The final unemployment checks are arriving this week for thousands of Tennesseans who have been out of work for a very long time.
On Saturday, more than 18,000 Tennesseans lost their unemployment benefits when the federal extension on long-term unemployment benefits expired.
While many job-seekers will still hang onto their benefits, those who've been without a job for more than 26 weeks, and had their benefits provided by an emergency federal extension, are out of luck.
Just months ago, Tiffany Dismukes says she would have been one of those people.
"I would be facing no food on the table, not being able to pay my bills, not able to have clean clothing for my children," said Dismukes.

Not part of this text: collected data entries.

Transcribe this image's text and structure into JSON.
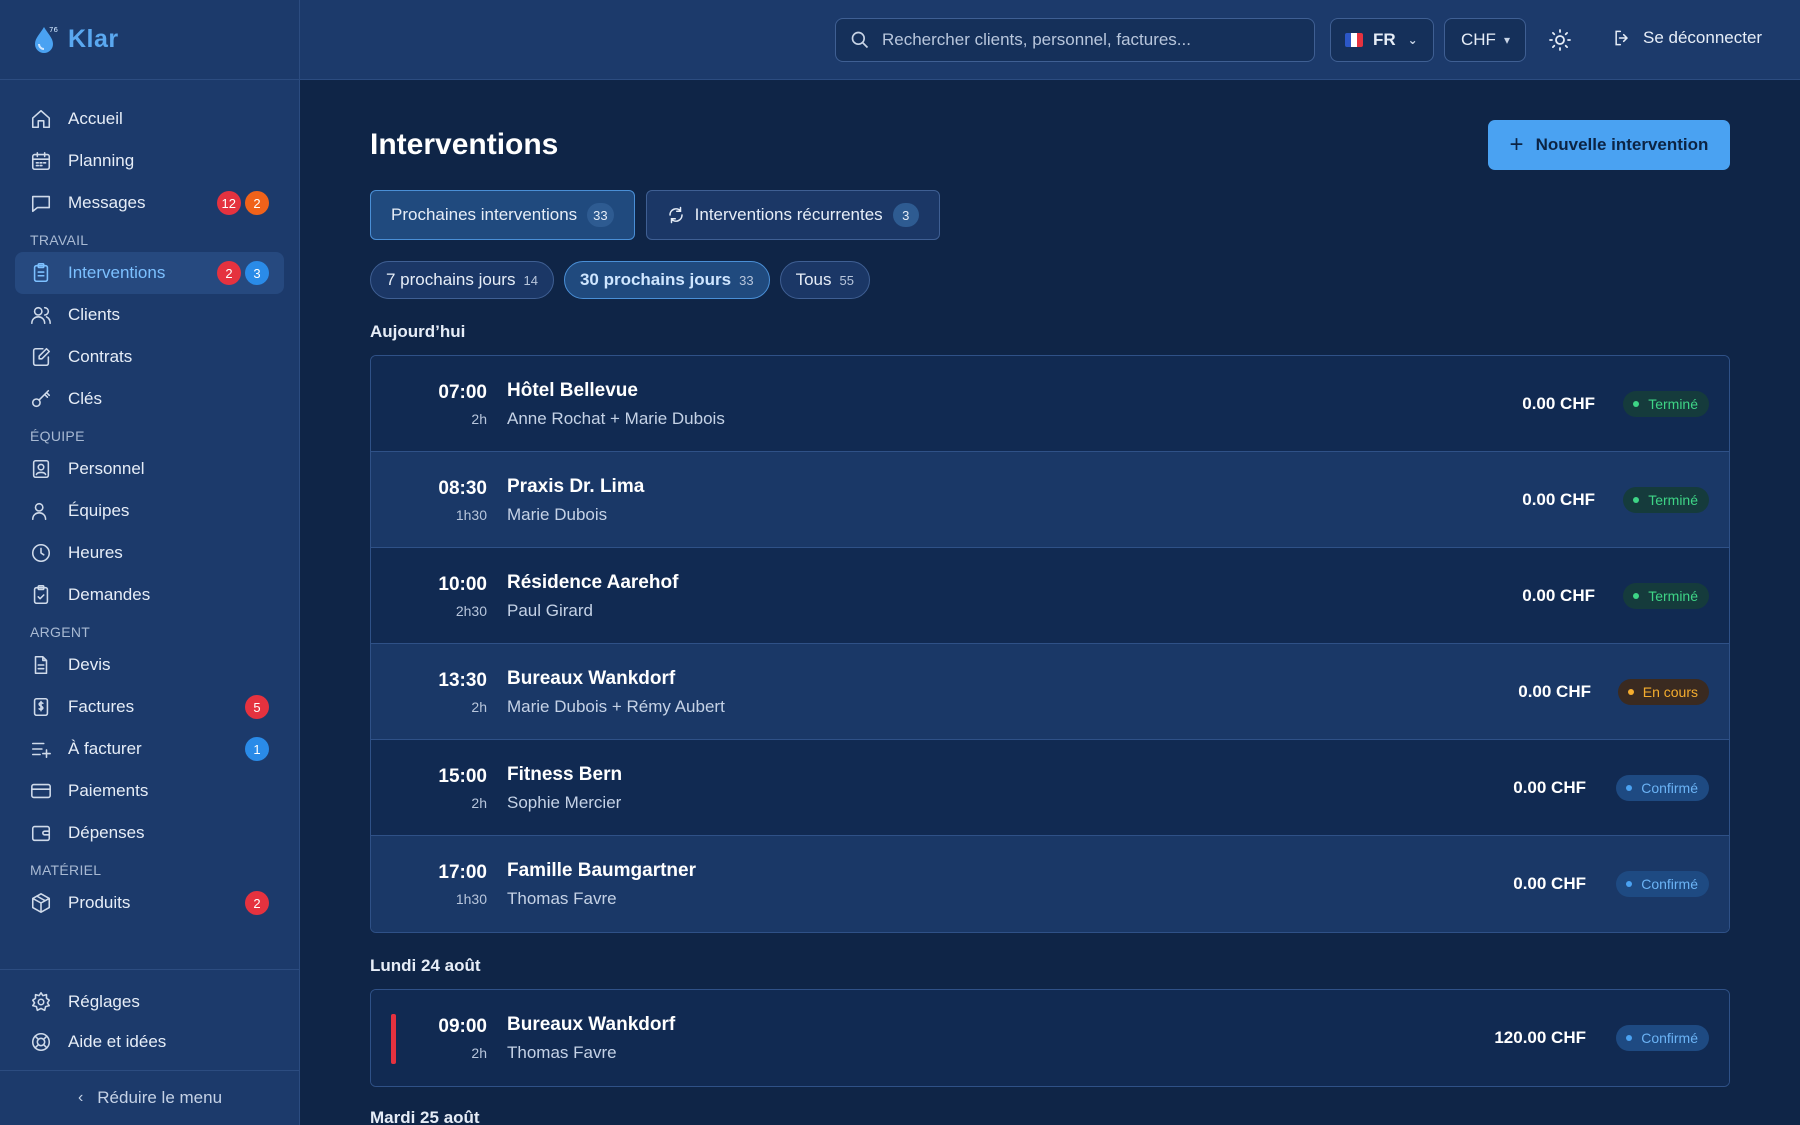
{
  "brand": {
    "name": "Klar",
    "sup": "76"
  },
  "sidebar": {
    "top_items": [
      {
        "label": "Accueil",
        "icon": "home-icon",
        "badges": []
      },
      {
        "label": "Planning",
        "icon": "calendar-icon",
        "badges": []
      },
      {
        "label": "Messages",
        "icon": "message-icon",
        "badges": [
          "12",
          "2"
        ]
      }
    ],
    "sections": [
      {
        "label": "TRAVAIL",
        "items": [
          {
            "label": "Interventions",
            "icon": "clipboard-icon",
            "badges": [
              "2",
              "3"
            ],
            "active": true
          },
          {
            "label": "Clients",
            "icon": "users-icon",
            "badges": []
          },
          {
            "label": "Contrats",
            "icon": "contract-icon",
            "badges": []
          },
          {
            "label": "Clés",
            "icon": "key-icon",
            "badges": []
          }
        ]
      },
      {
        "label": "ÉQUIPE",
        "items": [
          {
            "label": "Personnel",
            "icon": "id-card-icon",
            "badges": []
          },
          {
            "label": "Équipes",
            "icon": "team-icon",
            "badges": []
          },
          {
            "label": "Heures",
            "icon": "clock-icon",
            "badges": []
          },
          {
            "label": "Demandes",
            "icon": "request-icon",
            "badges": []
          }
        ]
      },
      {
        "label": "ARGENT",
        "items": [
          {
            "label": "Devis",
            "icon": "document-icon",
            "badges": []
          },
          {
            "label": "Factures",
            "icon": "invoice-icon",
            "badges": [
              "5"
            ]
          },
          {
            "label": "À facturer",
            "icon": "list-plus-icon",
            "badges": [
              "1"
            ]
          },
          {
            "label": "Paiements",
            "icon": "card-icon",
            "badges": []
          },
          {
            "label": "Dépenses",
            "icon": "wallet-icon",
            "badges": []
          }
        ]
      },
      {
        "label": "MATÉRIEL",
        "items": [
          {
            "label": "Produits",
            "icon": "box-icon",
            "badges": [
              "2"
            ]
          }
        ]
      }
    ],
    "bottom_items": [
      {
        "label": "Réglages",
        "icon": "gear-icon"
      },
      {
        "label": "Aide et idées",
        "icon": "help-icon"
      }
    ],
    "collapse_label": "Réduire le menu"
  },
  "topbar": {
    "search_placeholder": "Rechercher clients, personnel, factures...",
    "language": "FR",
    "currency": "CHF",
    "logout_label": "Se déconnecter"
  },
  "main": {
    "title": "Interventions",
    "new_button": "Nouvelle intervention",
    "tabs": [
      {
        "label": "Prochaines interventions",
        "count": "33"
      },
      {
        "label": "Interventions récurrentes",
        "count": "3"
      }
    ],
    "filters": [
      {
        "label": "7 prochains jours",
        "count": "14"
      },
      {
        "label": "30 prochains jours",
        "count": "33"
      },
      {
        "label": "Tous",
        "count": "55"
      }
    ],
    "days": [
      {
        "label": "Aujourd’hui",
        "rows": [
          {
            "time": "07:00",
            "duration": "2h",
            "client": "Hôtel Bellevue",
            "staff": "Anne Rochat + Marie Dubois",
            "amount": "0.00 CHF",
            "status": "Terminé",
            "kind": "done"
          },
          {
            "time": "08:30",
            "duration": "1h30",
            "client": "Praxis Dr. Lima",
            "staff": "Marie Dubois",
            "amount": "0.00 CHF",
            "status": "Terminé",
            "kind": "done"
          },
          {
            "time": "10:00",
            "duration": "2h30",
            "client": "Résidence Aarehof",
            "staff": "Paul Girard",
            "amount": "0.00 CHF",
            "status": "Terminé",
            "kind": "done"
          },
          {
            "time": "13:30",
            "duration": "2h",
            "client": "Bureaux Wankdorf",
            "staff": "Marie Dubois + Rémy Aubert",
            "amount": "0.00 CHF",
            "status": "En cours",
            "kind": "prog"
          },
          {
            "time": "15:00",
            "duration": "2h",
            "client": "Fitness Bern",
            "staff": "Sophie Mercier",
            "amount": "0.00 CHF",
            "status": "Confirmé",
            "kind": "conf"
          },
          {
            "time": "17:00",
            "duration": "1h30",
            "client": "Famille Baumgartner",
            "staff": "Thomas Favre",
            "amount": "0.00 CHF",
            "status": "Confirmé",
            "kind": "conf"
          }
        ]
      },
      {
        "label": "Lundi 24 août",
        "rows": [
          {
            "time": "09:00",
            "duration": "2h",
            "client": "Bureaux Wankdorf",
            "staff": "Thomas Favre",
            "amount": "120.00 CHF",
            "status": "Confirmé",
            "kind": "conf",
            "flag": true
          }
        ]
      },
      {
        "label": "Mardi 25 août",
        "rows": []
      }
    ]
  },
  "colors": {
    "accent": "#4aa2f2",
    "done": "#3ed486",
    "in_progress": "#f5ad2e",
    "confirmed": "#6bb3f5",
    "badge_red": "#e5323f"
  }
}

She had been on unemployment for the last two years, until she was recently hired at a local restaurant.
"We're wanting to work," Dismukes said. "We're wanting to beat that pavement, get on the bus, do what we have to do, walk to work," she added.
In the past, you could only receive unemployment benefits for up to 26 weeks, until Congress passed the emergency unemployment compensation program. That allowed states to offer benefits for up to 73 weeks. That law has now expired, and Congress won't revisit it until reconvening in the new year.

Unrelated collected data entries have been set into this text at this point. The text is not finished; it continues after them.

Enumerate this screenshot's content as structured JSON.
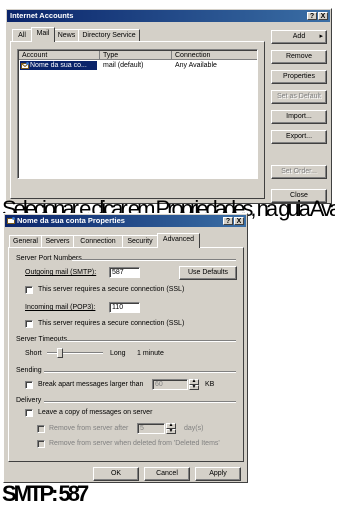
{
  "accounts_window": {
    "title": "Internet Accounts",
    "title_buttons": [
      "?",
      "X"
    ],
    "tabs": [
      "All",
      "Mail",
      "News",
      "Directory Service"
    ],
    "active_tab": "Mail",
    "columns": [
      "Account",
      "Type",
      "Connection"
    ],
    "rows": [
      {
        "account": "Nome da sua co...",
        "type": "mail (default)",
        "connection": "Any Available"
      }
    ],
    "buttons": {
      "add": "Add",
      "remove": "Remove",
      "properties": "Properties",
      "set_default": "Set as Default",
      "import": "Import...",
      "export": "Export...",
      "set_order": "Set Order...",
      "close": "Close"
    }
  },
  "overlay_text": "Selecionar e clicar em Propriedades, na guia Avançado",
  "props_dialog": {
    "title": "Nome da sua conta Properties",
    "title_buttons": [
      "?",
      "X"
    ],
    "tabs": [
      "General",
      "Servers",
      "Connection",
      "Security",
      "Advanced"
    ],
    "active_tab": "Advanced",
    "server_port_numbers": {
      "label": "Server Port Numbers",
      "outgoing_label": "Outgoing mail (SMTP):",
      "outgoing_value": "587",
      "use_defaults": "Use Defaults",
      "smtp_ssl": "This server requires a secure connection (SSL)",
      "incoming_label": "Incoming mail (POP3):",
      "incoming_value": "110",
      "pop_ssl": "This server requires a secure connection (SSL)"
    },
    "server_timeouts": {
      "label": "Server Timeouts",
      "short": "Short",
      "long": "Long",
      "value": "1 minute"
    },
    "sending": {
      "label": "Sending",
      "break_apart": "Break apart messages larger than",
      "size_value": "60",
      "unit": "KB"
    },
    "delivery": {
      "label": "Delivery",
      "leave_copy": "Leave a copy of messages on server",
      "remove_after": "Remove from server after",
      "days_value": "5",
      "days_unit": "day(s)",
      "remove_deleted": "Remove from server when deleted from 'Deleted Items'"
    },
    "footer_buttons": {
      "ok": "OK",
      "cancel": "Cancel",
      "apply": "Apply"
    }
  },
  "bottom_overlay_text": "SMTP: 587"
}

In Washington, some Republican leaders don't know if extending benefits past 26 weeks is necessary.
"It's not that I think they become bad people by being unemployed longer," said U.S. Sen. Rand Paul, R-KY. "But, the longer they are unemployed, the less likely they are ever to get a job again," he added.
While some Democrats do.
"It helps stimulate our economy, helps stimulate job growth, in addition to providing help for those who desperately need it to keep their families afloat," said U.S. Sen. Ben Cardin, D-MD.

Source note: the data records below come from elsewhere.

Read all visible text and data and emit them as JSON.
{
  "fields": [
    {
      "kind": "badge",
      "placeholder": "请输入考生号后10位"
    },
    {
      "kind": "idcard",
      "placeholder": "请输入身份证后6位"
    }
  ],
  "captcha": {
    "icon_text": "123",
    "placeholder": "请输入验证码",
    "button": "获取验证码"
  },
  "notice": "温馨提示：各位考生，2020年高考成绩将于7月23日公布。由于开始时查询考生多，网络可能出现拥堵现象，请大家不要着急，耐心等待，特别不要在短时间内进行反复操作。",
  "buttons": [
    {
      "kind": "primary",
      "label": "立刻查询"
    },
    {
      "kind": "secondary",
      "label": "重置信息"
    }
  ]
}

Trying to find a job has been the toughest job to date for Pat Barrett, 67, of Murfreesboro.
"Because of my age and all the experience I have, no one wants to pay me a decent amount," Barrett said.
Barrett has been working since age 14, and after 31 years of being employed as an office manager, she was let go.
"I do not know why I was let go, unless it was a money issue," Barrett said.
She has been receiving $200 a week in emergency unemployment compensation for more than a year now.
"It's tough out there," she said.
Barrett is one of 18,500 Tennesseans whose unemployment checks came to an end December 28.
Barrett hasn't received an unemployment check since the end of November because of what she calls a glitch in the automatic phone system.
"When they came in with my last questions wanting to know if I had looked for a job, it took no for my answer instead of letting me push one for yes," she said.
The Tennessee Unemployment Insurance Program will continue. Those who qualify can still get up to 26 weeks of state unemployment payments.
But as of June 28, folks can no longer file for unemployment at a Career Center. That now has to be done online, by phone or at the only call center in Nashville.
Department of Labor officials encourage those who are losing their unemployment benefits to visit one of the many Tennessee Career Centers across the state, where about 90,000 jobs are currently available.